OPINIÃO: JUROS ALTOS, INFLAÇÃO E UM PAÍS DESIGUAL: POR QUE É NECESSÁRIO CALIBRAR MELHOR

Por Belmiro Gomes, CEO do Assaí 

Usam-se juros altos para conter a inflação. Pode haver debate sobre a intensidade e o momento, mas ninguém discute a necessidade de queda quando o juro real está entre os mais altos do mundo — algo nocivo para as finanças públicas, as empresas e, principalmente, os mais endividados. Hoje, quase 80% das famílias brasileiras declaram ter algum tipo de dívida, e cerca de um terço está com prestações em atraso, segundo a CNC.

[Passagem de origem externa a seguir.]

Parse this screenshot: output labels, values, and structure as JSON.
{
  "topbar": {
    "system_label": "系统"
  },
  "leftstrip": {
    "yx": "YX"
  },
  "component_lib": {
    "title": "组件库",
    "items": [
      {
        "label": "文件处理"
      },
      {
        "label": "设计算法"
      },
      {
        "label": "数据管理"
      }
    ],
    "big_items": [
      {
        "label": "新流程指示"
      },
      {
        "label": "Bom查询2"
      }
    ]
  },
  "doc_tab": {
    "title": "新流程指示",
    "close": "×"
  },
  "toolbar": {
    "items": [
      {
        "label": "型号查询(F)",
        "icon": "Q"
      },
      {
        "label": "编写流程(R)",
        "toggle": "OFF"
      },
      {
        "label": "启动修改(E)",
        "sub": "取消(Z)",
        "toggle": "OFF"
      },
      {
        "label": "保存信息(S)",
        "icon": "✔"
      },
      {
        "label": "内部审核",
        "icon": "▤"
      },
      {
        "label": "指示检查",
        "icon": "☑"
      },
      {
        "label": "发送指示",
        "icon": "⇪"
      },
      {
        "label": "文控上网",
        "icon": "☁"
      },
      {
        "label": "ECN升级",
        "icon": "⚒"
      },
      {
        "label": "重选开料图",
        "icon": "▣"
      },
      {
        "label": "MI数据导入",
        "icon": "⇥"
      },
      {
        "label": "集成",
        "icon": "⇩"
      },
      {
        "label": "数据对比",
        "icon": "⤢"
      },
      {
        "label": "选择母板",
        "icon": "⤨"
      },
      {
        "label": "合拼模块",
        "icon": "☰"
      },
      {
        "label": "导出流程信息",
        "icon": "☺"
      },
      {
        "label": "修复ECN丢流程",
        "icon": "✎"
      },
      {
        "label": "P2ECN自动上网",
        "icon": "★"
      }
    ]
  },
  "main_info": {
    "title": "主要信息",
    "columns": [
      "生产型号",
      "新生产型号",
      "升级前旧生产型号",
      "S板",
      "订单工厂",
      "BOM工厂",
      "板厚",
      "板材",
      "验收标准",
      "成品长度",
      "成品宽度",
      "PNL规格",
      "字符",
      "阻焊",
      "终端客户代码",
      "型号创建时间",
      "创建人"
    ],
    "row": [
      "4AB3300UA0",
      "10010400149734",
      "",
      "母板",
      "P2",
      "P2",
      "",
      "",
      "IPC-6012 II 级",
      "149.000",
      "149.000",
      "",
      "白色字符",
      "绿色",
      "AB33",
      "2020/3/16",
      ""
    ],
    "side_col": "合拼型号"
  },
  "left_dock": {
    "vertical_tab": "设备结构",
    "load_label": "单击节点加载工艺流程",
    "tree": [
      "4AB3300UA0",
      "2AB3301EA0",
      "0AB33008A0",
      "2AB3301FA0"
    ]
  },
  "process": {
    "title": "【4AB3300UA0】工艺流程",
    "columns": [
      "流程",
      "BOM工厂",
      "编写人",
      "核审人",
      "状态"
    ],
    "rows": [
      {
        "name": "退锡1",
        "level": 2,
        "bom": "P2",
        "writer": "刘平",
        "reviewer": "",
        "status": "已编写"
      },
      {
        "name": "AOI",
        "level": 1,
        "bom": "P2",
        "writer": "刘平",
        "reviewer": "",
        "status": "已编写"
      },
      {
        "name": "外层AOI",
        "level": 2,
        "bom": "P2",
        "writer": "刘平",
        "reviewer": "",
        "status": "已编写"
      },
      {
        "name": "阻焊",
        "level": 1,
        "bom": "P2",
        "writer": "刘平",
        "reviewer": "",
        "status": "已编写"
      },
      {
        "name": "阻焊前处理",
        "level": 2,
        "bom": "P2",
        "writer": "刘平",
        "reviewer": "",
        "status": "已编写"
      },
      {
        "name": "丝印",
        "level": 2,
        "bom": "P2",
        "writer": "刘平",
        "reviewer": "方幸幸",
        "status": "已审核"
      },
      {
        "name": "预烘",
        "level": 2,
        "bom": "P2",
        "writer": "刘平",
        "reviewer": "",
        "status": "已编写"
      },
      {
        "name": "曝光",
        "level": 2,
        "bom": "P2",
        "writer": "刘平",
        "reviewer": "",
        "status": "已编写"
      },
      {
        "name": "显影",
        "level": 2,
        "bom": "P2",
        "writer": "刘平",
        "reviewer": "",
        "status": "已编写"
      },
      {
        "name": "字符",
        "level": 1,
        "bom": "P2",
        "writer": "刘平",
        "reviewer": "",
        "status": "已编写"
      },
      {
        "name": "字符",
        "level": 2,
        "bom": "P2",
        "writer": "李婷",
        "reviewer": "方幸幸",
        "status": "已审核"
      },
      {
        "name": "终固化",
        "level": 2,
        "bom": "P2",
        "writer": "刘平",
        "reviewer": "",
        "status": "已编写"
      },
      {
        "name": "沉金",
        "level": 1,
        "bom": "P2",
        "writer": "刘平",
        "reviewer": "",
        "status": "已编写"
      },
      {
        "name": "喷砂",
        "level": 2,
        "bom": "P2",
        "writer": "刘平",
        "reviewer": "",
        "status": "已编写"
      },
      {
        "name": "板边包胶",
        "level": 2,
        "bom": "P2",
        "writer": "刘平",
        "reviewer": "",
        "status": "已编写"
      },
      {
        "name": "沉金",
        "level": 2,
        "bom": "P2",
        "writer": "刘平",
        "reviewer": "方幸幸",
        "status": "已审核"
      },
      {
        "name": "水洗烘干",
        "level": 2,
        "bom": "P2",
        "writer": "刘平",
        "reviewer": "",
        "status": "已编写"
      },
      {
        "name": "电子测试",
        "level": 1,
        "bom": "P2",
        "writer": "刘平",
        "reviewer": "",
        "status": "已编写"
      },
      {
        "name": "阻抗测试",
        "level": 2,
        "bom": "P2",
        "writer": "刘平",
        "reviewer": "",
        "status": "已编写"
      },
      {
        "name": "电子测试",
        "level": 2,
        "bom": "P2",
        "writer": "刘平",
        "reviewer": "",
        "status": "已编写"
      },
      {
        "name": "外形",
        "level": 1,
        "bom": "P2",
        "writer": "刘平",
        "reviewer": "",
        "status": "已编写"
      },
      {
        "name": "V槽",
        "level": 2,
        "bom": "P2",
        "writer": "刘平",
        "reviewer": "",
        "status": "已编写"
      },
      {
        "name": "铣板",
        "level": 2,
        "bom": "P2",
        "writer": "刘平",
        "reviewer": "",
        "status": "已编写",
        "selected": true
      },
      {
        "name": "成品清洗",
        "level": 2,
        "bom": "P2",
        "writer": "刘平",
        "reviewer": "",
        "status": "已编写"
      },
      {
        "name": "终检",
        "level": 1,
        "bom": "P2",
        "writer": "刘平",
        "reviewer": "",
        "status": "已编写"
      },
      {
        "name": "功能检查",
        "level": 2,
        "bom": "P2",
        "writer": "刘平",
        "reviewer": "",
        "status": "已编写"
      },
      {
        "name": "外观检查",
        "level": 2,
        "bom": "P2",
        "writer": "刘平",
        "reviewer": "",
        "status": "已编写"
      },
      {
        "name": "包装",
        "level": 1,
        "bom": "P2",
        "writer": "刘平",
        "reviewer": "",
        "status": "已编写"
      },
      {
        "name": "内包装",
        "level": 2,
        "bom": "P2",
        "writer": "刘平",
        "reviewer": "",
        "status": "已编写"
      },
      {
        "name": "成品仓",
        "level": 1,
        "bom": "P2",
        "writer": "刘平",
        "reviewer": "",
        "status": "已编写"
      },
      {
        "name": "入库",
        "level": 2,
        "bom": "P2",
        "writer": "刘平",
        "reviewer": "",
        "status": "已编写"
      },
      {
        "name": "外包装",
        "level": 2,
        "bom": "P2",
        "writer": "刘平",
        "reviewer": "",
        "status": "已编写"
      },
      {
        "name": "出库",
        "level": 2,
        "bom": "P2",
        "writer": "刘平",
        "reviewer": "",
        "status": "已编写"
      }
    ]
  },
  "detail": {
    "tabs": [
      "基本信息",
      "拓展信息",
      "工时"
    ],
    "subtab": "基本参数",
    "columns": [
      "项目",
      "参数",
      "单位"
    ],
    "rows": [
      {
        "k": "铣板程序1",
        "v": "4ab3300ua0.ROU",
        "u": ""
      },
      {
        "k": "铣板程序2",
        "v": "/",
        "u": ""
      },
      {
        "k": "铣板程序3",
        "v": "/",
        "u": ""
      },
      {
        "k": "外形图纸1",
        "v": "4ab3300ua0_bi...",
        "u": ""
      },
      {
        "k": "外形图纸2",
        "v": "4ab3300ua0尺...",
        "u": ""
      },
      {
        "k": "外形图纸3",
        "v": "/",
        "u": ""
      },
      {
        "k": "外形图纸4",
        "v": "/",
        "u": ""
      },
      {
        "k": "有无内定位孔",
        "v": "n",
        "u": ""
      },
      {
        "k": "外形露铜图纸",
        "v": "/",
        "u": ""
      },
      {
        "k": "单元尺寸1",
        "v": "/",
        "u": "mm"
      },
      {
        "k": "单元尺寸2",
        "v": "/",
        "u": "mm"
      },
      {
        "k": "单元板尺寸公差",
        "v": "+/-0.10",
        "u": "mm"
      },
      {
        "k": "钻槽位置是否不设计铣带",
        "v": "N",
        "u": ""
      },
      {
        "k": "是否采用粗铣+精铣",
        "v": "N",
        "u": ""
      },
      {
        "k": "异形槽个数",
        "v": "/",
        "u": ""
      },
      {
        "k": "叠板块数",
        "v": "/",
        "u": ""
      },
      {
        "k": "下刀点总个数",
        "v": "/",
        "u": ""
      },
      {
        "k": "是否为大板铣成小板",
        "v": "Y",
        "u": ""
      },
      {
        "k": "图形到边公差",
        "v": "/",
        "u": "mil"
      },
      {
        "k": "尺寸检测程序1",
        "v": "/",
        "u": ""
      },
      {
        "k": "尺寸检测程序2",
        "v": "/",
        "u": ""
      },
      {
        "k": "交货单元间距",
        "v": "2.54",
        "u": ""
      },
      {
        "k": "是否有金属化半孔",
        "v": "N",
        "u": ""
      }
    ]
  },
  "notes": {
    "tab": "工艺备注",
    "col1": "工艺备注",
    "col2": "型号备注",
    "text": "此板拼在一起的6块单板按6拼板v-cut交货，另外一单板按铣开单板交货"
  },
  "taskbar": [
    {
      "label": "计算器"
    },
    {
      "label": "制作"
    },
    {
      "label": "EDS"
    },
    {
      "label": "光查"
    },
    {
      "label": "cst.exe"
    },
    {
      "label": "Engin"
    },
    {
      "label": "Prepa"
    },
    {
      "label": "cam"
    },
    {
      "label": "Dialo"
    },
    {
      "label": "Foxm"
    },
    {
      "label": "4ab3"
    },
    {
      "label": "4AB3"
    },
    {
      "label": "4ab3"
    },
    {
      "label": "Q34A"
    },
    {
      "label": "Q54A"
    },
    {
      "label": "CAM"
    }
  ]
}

Segundo dados da Anbima e do Banco Central, os brasileiros têm cerca de R$ 7 trilhões aplicados em produtos financeiros, enquanto o estoque de dívidas das famílias passa de R$ 4 trilhões. Em um ambiente de juros altos, isso significa que, de um lado, uma parte da população recebe juros sobre um volume gigantesco de ativos; de outro, milhões de famílias pagam juros caros sobre um estoque também gigantesco de dívidas. Num país de desigualdades sociais extremas como o Brasil, olhar a inflação pelo todo, como se todas as classes reagissem e fossem impactadas de forma semelhante, pode não ser a melhor métrica.

Falo a partir de uma posição de quem vivencia o dia a dia do brasileiro: o Assaí atende mensalmente mais de 40 milhões de pessoas de todas as classes sociais, além de milhares de micro e pequenos negócios; e emprega mais de 90 mil pessoas.

Nas lojas, a economia aparece sem filtro. Em décadas trabalhando no setor alimentar, raramente observei tamanha diferença entre o consumo das classes A/B e os das C/D/E. Em 2025, por exemplo, formatos de varejo que atendem a alta renda ainda registram crescimento de volumes, enquanto negócios focados na baixa renda enfrentam queda próxima de dois dígitos no volume vendido (dados Nielsen, 3T25). Não é apenas o fato de a alta renda consumir mais (isso sempre oc orreu), mas a diferença na trajetória recente: o topo cresce, a base encolhe.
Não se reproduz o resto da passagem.